Cette situation avait causé une flambée de l’euro, expliquent certains observateurs. D’après ces experts, ce qui s’est passé récemment, notamment les coup-de-poing faits par les policiers dans les milieux de l’informel de devises sont également derrière cette flambée de l’euro, voire aussi le manque flagrant de liquidités dans les marchés noirs. Ce n’est pas tout, ajoutent ces monnayeurs. Les événements qui se sont produits en Tunisie ont aussi causé la montée spectaculaire de la monnaie étrangère. En effet, les algériens qui se déplacent souvent en Tunisie, se rabattent sur les marchés noirs des devises, afin d’acheter de l’euro ou le dinar tunisien, mais depuis les émeutes qui se sont produites dans ce pays voisin, ces derniers ont boudé cette destination, ce qui a causé en contrepartie, la flambée de l’euro. Un effet boomerang.

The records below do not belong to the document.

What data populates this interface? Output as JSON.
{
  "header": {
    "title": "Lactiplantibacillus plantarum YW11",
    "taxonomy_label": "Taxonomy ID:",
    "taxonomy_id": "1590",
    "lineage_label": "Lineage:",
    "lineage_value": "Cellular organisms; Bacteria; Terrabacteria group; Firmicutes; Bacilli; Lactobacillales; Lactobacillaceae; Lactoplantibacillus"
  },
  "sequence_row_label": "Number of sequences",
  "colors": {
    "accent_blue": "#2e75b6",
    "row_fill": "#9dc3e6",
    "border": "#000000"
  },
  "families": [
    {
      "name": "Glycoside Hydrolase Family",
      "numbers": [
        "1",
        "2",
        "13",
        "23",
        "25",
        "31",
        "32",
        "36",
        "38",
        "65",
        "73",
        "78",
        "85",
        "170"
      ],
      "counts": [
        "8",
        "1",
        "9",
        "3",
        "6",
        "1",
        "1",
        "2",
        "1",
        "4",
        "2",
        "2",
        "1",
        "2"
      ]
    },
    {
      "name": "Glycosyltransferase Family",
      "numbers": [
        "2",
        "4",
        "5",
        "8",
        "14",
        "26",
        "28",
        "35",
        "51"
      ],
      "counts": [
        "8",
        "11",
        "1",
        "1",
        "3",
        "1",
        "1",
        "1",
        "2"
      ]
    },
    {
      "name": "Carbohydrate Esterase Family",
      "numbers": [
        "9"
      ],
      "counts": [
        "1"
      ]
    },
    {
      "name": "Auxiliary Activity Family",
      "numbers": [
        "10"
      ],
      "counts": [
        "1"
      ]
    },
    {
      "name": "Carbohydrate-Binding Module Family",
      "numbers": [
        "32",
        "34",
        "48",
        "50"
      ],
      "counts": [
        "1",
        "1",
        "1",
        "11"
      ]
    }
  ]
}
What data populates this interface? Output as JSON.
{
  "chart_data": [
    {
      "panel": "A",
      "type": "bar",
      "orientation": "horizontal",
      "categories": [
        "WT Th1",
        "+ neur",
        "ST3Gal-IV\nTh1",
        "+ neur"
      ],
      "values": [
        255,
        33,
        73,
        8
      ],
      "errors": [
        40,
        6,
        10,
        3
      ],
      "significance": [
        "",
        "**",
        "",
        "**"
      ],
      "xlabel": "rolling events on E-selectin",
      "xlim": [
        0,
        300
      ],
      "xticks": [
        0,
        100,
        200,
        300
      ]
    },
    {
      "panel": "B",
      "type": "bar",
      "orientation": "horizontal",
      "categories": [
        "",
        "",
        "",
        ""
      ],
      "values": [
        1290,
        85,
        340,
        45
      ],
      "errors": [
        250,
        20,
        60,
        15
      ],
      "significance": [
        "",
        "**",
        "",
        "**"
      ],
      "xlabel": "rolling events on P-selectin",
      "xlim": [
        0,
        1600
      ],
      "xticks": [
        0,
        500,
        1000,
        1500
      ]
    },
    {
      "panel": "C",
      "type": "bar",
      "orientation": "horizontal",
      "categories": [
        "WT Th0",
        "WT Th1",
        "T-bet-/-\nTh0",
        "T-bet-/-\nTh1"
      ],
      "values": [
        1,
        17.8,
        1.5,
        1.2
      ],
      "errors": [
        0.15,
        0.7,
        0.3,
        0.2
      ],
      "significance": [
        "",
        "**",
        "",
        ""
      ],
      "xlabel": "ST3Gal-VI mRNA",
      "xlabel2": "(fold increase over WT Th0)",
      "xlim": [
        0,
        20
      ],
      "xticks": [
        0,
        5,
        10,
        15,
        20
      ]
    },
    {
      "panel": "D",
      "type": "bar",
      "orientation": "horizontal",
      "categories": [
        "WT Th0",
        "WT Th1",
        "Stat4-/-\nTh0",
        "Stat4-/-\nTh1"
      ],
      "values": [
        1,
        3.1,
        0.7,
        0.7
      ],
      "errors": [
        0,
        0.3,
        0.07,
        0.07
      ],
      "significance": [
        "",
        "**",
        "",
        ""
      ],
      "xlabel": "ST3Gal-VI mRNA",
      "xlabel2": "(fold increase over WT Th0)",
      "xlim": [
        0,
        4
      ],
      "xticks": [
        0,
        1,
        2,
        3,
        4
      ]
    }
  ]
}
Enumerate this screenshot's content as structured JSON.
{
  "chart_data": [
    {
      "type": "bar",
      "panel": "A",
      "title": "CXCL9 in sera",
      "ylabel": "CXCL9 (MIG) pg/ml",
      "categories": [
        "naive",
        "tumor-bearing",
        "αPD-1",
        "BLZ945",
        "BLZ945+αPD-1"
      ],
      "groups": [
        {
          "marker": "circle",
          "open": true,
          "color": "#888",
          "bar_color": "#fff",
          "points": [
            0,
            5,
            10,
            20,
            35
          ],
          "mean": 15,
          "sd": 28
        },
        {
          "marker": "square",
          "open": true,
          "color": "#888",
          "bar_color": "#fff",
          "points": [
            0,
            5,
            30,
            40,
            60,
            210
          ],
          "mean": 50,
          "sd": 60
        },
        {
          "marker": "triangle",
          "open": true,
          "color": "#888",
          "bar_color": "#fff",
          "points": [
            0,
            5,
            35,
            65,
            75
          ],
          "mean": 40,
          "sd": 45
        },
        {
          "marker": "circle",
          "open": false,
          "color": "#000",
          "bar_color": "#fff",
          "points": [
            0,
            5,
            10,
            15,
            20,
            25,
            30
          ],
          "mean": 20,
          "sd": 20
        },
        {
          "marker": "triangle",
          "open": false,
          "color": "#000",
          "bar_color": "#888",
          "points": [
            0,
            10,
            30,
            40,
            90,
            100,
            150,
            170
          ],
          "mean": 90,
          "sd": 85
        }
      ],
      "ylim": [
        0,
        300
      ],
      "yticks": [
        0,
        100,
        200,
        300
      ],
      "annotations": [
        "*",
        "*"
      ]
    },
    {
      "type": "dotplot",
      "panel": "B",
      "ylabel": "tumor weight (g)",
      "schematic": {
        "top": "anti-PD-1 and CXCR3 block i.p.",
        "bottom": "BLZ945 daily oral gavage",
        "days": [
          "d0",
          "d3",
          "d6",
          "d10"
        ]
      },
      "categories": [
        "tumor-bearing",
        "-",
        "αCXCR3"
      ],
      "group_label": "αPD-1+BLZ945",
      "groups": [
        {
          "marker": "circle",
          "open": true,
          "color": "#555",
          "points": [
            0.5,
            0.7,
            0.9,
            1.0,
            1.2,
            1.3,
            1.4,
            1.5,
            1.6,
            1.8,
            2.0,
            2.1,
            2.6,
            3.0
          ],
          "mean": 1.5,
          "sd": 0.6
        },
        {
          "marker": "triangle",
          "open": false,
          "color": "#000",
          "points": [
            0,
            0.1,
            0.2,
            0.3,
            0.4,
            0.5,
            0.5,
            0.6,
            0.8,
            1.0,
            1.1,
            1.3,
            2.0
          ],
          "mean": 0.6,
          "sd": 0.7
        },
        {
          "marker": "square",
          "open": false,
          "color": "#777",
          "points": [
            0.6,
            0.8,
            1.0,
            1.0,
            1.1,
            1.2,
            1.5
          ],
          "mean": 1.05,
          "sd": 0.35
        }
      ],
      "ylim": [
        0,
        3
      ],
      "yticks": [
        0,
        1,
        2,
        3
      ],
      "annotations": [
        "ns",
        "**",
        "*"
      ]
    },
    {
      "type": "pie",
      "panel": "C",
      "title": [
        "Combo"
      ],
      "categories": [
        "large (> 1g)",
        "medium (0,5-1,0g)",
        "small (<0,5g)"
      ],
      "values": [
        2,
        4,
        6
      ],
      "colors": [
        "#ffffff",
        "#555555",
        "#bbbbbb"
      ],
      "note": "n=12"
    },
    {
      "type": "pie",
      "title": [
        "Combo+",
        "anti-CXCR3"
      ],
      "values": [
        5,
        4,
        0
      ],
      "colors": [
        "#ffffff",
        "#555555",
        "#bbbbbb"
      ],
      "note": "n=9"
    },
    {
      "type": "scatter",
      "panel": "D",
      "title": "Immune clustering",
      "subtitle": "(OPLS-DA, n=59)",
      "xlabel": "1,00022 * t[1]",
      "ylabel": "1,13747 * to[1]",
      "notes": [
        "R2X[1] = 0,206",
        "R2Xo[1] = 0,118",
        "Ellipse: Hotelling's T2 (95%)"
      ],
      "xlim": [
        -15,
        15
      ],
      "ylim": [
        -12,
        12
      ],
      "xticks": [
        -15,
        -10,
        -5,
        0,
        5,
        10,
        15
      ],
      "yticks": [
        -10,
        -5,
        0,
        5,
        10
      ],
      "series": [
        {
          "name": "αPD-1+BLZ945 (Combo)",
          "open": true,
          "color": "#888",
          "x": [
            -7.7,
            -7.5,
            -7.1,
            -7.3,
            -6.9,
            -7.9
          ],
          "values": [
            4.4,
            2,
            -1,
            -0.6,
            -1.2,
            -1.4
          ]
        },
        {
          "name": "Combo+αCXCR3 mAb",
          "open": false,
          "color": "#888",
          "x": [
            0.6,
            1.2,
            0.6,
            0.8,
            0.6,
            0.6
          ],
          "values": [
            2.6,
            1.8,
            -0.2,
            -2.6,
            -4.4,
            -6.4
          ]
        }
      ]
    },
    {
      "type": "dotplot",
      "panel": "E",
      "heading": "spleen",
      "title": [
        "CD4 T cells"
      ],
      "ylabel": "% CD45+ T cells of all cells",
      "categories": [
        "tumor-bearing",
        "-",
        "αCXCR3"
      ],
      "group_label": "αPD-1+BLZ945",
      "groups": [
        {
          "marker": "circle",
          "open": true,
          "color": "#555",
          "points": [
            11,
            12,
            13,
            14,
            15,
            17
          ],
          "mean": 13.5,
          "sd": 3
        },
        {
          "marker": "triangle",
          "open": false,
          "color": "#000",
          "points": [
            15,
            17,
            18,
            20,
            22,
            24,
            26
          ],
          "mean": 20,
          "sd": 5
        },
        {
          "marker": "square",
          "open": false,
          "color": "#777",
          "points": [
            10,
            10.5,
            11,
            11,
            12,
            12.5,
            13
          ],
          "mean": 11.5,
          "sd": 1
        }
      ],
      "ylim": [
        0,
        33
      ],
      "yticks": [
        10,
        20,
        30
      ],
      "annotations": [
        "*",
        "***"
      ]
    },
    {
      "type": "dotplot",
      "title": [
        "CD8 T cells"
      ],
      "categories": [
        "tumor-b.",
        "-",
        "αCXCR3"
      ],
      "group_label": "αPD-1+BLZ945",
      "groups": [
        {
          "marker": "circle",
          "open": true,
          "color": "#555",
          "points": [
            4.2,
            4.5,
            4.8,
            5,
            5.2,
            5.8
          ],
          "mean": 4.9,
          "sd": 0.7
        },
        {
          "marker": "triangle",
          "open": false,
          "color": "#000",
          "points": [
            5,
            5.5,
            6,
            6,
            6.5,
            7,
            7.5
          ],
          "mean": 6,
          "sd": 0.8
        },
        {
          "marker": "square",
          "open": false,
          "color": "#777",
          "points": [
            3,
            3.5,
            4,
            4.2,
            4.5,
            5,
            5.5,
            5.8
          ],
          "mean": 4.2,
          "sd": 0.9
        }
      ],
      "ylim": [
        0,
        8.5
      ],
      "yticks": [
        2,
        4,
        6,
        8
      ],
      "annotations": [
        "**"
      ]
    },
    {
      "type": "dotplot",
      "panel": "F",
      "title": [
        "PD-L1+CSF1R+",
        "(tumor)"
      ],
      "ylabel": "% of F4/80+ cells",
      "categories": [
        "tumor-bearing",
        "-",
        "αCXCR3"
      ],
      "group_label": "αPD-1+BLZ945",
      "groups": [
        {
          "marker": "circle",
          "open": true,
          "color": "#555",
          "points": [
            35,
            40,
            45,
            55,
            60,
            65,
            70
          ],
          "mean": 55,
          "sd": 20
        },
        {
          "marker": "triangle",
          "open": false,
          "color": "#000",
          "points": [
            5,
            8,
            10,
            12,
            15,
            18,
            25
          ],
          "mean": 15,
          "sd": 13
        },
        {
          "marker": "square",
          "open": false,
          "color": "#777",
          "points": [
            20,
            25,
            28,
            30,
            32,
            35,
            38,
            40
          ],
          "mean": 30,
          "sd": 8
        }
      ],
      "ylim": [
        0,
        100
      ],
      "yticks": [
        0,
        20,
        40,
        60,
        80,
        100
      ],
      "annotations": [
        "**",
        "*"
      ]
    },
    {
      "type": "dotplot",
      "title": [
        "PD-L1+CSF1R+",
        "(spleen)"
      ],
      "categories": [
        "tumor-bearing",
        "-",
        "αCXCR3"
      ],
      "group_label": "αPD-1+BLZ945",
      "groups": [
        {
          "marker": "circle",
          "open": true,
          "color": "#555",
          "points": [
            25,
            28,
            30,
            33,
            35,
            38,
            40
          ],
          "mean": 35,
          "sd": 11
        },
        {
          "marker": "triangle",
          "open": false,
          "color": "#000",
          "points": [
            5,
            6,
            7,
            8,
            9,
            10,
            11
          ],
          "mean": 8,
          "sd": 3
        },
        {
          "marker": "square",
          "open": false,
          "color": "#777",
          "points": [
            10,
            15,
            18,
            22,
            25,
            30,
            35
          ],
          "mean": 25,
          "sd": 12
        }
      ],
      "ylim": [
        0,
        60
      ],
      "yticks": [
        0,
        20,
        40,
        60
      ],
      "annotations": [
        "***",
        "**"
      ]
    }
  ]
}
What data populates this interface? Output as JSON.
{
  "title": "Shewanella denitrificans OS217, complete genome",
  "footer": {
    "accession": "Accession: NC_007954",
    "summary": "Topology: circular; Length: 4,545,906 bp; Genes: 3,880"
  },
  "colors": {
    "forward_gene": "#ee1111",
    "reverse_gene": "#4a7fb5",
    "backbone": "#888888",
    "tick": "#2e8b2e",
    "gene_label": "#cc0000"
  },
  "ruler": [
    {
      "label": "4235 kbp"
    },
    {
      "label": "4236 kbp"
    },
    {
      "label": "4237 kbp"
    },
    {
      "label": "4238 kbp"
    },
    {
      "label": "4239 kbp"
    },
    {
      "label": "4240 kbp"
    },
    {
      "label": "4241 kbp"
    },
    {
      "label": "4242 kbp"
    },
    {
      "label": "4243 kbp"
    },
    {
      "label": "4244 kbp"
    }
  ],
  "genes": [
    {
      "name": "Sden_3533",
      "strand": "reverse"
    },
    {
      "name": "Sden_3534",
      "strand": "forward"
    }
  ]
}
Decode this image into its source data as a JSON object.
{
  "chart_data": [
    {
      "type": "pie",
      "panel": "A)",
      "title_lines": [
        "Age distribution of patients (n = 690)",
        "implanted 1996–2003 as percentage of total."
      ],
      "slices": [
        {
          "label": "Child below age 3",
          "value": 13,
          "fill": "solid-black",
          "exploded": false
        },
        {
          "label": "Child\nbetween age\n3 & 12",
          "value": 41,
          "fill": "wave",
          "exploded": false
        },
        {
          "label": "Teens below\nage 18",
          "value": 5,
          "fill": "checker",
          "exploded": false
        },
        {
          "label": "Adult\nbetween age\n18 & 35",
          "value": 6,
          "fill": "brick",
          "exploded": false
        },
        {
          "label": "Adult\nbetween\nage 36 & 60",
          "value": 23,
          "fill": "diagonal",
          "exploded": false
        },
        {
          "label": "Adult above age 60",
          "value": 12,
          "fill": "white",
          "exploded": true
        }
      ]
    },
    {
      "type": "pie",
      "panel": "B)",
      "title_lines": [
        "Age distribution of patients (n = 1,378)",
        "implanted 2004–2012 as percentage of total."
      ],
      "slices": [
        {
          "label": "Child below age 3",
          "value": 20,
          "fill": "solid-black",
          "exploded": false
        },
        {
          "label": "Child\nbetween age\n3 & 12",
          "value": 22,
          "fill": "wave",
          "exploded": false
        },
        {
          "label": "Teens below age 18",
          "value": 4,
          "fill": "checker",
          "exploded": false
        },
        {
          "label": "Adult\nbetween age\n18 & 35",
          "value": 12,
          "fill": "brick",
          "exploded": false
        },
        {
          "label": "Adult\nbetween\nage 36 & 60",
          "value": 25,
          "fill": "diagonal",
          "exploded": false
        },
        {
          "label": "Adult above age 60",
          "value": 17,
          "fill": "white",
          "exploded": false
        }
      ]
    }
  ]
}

En fait, d’habitude la demande était trop importante par rapport à l’offre, ce qui s’est traduit par une baisse de l’euro, mais depuis que la demande se fait rare, le prix de l’euro a augmenté, d’autant plus que la quantité de la monnaie européenne sur le marché informel n’est plus comme avant, c’est-à-dire, beaucoup moins importante. D’habitude, la plus importante quantité de devises au niveau des marchés parallèles provient des émigrés qui voyagent souvent entre Alger et d’autres villes européennes, mais aussi de certains
«barons» qui contrôlent ces points noirs. Mais, après les récentes arrestations qui ont eu lieu à Port-Saïd et Hydra, deux importants marchés de l’informel de la capitale, l’euro se fait rare. En effet, les services de sécurité avaient lancé, en novembre dernier, des opérations dans ces marchés noirs de la devise. Cette action était destinée à identifier les personnes qui faisaient partie des réseaux de trafic de l’euro et du dollar. Ils étaient en activité depuis 2003.
Treize personnes ont été arrêtées durant ces deux opérations des services de sécurité, tandis que le «cerveau» d’un des réseaux est toujours en fuite. Pour rappel, ces trafiquants arrêtés ont réussi à envoyer vers des banques étrangères, en utilisant des prête-noms vers des comptes bancaires plus de 15 millions de dollars, et près de vingt millions d’euros.
La destination finale de cet argent n’est autre que le nouveau paradis fiscal, Dubai, aux Emirats arabes unis. Toutefois, les services de sécurité ont réussi à mettre fin aux pratiques de ces deux réseaux, à partir des enquêtes menées par la brigade des recherches de la Gendarmerie nationale de Bab Djedid.